Farm Horizons, February 2015

Handling plants and humidity

By Christine Schlueter
McLeod County Master Gardener

If you grow cactuses or succulents year around, this time of year might be when they thrive. But for the rest of the plants they will lack enough moisture in the home. Heat dries out the air.

Signs that you might not have enough humidity are browning leaf edges and leaves that are droopy.

If you bring plants into the home such as poinsettias, Christmas cactus, or others you should consider checking your humidity.

The easiest is to install a humidifier near plants or consider a humidifier as part of the heating system. Portable units can be placed where needed.

Short of purchasing several humidifiers if you are a plant lover, here is an easier option.

Group plants together to boost moisture. Or place a large deep tray under a grouping that is filled with one inch or so of pebbles, vermiculite, or perlite. Keep the water level just below the bottom of the plants. As the water evaporates, it will increase the humidity in the area.

You can also use saucers under individual plants with the same process. But always be sure the plants are placed above the water line. If the plants sit in the water continuously they will not survive.

Another way is to have a container or pitcher filled with water by plants and keep them filled on a regular basis. Use decorative containers or craft them to look fun. You can always fill the jars with cuttings of other plants and start some new plants for yourself or to give away.

Cover the plants with a plastic sheeting, such as those used for painting is another way. Use the really lightweight plastic and drape over plants that are looking droopy. This is a temporary fix that creates a greenhouse effect.
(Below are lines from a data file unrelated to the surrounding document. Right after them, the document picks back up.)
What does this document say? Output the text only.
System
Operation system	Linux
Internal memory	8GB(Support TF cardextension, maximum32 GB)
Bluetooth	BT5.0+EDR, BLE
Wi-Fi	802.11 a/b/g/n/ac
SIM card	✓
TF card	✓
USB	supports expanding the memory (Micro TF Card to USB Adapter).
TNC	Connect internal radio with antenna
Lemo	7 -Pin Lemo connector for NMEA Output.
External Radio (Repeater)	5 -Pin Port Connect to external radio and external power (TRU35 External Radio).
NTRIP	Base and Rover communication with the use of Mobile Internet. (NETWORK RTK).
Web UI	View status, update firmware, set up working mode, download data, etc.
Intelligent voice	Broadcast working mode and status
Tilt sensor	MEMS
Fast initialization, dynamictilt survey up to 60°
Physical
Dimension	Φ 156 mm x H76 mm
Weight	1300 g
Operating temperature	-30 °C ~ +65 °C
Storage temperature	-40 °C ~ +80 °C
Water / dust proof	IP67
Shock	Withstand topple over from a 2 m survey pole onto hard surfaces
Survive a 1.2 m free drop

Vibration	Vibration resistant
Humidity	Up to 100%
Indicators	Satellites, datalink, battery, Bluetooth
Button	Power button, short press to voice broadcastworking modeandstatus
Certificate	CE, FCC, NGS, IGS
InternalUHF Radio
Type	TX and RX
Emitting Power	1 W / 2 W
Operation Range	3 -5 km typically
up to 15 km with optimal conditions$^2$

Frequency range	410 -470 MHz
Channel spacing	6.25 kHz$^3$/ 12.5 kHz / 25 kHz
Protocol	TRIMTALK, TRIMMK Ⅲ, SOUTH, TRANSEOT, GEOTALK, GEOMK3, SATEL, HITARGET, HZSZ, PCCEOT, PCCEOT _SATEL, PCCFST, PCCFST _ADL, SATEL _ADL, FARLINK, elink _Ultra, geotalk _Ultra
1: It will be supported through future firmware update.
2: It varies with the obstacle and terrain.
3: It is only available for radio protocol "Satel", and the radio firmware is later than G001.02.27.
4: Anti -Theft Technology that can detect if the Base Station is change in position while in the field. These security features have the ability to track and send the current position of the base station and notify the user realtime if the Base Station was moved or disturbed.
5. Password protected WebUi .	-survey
Misting plants is another way to add moisture. Place plants in the sink and mist well, letting them dry off a bit before placing back. Two to three times a week or more, may be necessary to ensure they are getting enough moisture. This does not replace watering them.
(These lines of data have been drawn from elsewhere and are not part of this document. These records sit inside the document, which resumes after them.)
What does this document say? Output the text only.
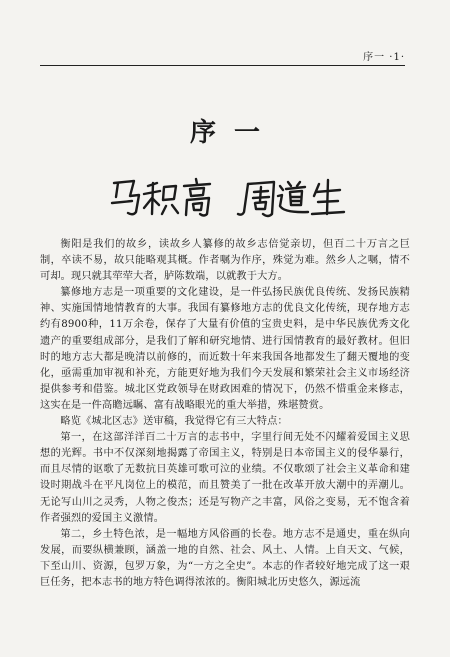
序一 ·1·
序一

衡阳是我们的故乡，读故乡人纂修的故乡志倍觉亲切，但百二十万言之巨制，卒读不易，故只能略观其概。作者嘱为作序，殊觉为难。然乡人之嘱，情不可却。现只就其荦荦大者，胪陈数端，以就教于大方。

纂修地方志是一项重要的文化建设，是一件弘扬民族优良传统、发扬民族精神、实施国情地情教育的大事。我国有纂修地方志的优良文化传统，现存地方志约有8900种，11万余卷，保存了大量有价值的宝贵史料，是中华民族优秀文化遗产的重要组成部分，是我们了解和研究地情、进行国情教育的最好教材。但旧时的地方志大都是晚清以前修的，而近数十年来我国各地都发生了翻天覆地的变化，亟需重加审视和补充，方能更好地为我们今天发展和繁荣社会主义市场经济提供参考和借鉴。城北区党政领导在财政困难的情况下，仍然不惜重金来修志，这实在是一件高瞻远瞩、富有战略眼光的重大举措，殊堪赞赏。

略览《城北区志》送审稿，我觉得它有三大特点：

第一，在这部洋洋百二十万言的志书中，字里行间无处不闪耀着爱国主义思想的光辉。书中不仅深刻地揭露了帝国主义，特别是日本帝国主义的侵华暴行，而且尽情的讴歌了无数抗日英雄可歌可泣的业绩。不仅歌颂了社会主义革命和建设时期战斗在平凡岗位上的模范，而且赞美了一批在改革开放大潮中的弄潮儿。无论写山川之灵秀，人物之俊杰；还是写物产之丰富，风俗之变易，无不饱含着作者强烈的爱国主义激情。

第二，乡土特色浓，是一幅地方风俗画的长卷。地方志不是通史，重在纵向发展，而要纵横兼顾，涵盖一地的自然、社会、风土、人情。上自天文、气候，下至山川、资源，包罗万象，为“一方之全史”。本志的作者较好地完成了这一艰巨任务，把本志书的地方特色调得浓浓的。衡阳城北历史悠久，源远流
Perhaps select a few and try this method, and then compare the results with those you have not sprayed. Another plus of misting is that it may control any mites you have on your plants. Giving them a shower once in a while is another good way to wash them off and give them a good soaking. Be sure to let dry before setting back in their place.

Misting does not add humidity but gives them temporary relief by adding moisture.
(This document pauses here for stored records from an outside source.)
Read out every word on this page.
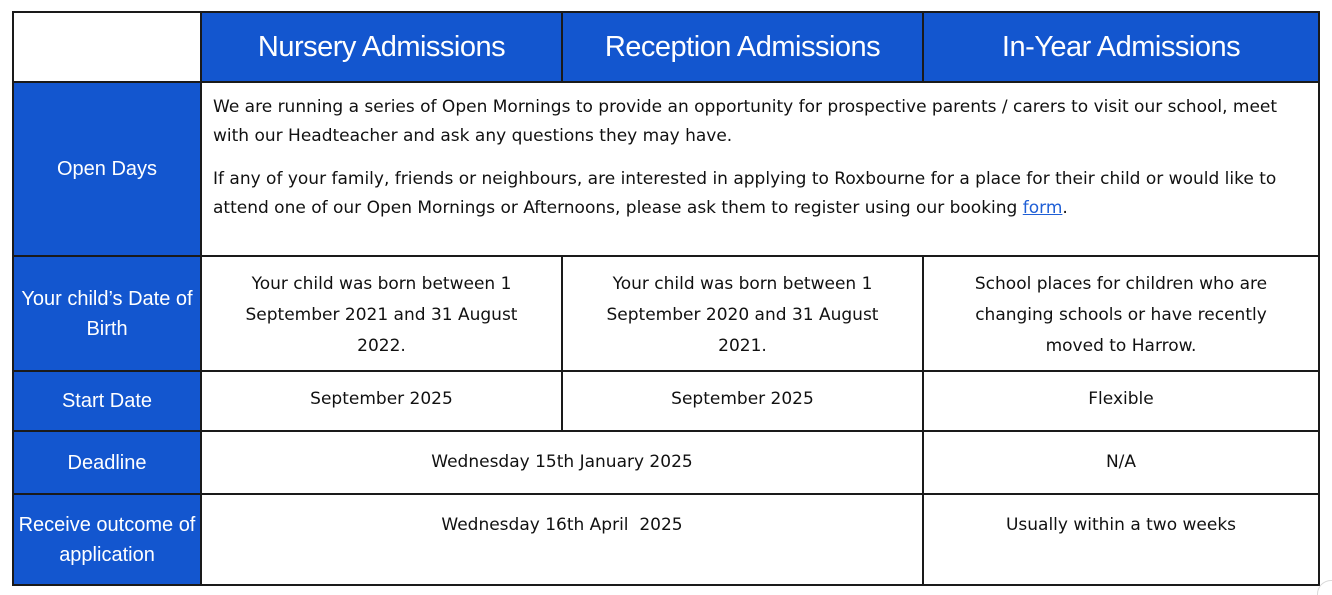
	Nursery Admissions	Reception Admissions	In-Year Admissions
Open Days	We are running a series of Open Mornings to provide an opportunity for prospective parents / carers to visit our school, meet with our Headteacher and ask any questions they may have.

If any of your family, friends or neighbours, are interested in applying to Roxbourne for a place for their child or would like to attend one of our Open Mornings or Afternoons, please ask them to register using our booking form.		

Your child’s Date of Birth	Your child was born between 1 September 2021 and 31 August 2022.	Your child was born between 1 September 2020 and 31 August 2021.	School places for children who are changing schools or have recently moved to Harrow.
Start Date	September 2025	September 2025	Flexible
Deadline	Wednesday 15th January 2025		N/A
Receive outcome of application	Wednesday 16th April  2025		Usually within a two weeks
Keeping a kettle of simmering water is an age old trick used for years. This does keep humidity in your home. To bring fragrance, throw some cloves, cinnamon, orange peelings, nutmeg in the water.

Humidity is one of the hardest things to get right, and when it is correct it gets very difficult to maintain a consistent amount. If you keep at it, you can have plants that thrive in the winter.

It is also a time when a lot of plants go dormant so don’t fret if you don’t have time to mist every week. Just a small improvement of adding a humidifier will help a little. According to most places that install furnaces you need about 30 percent humidity for comfortable living. Plants need at least 30 percent. Tropical plants really like it around 50 percent or more. Maybe bring those in the bathroom while you are taking a shower.

The most important tip to help with humidity is to avoid placing plant on or near radiators, heat ducts or vents.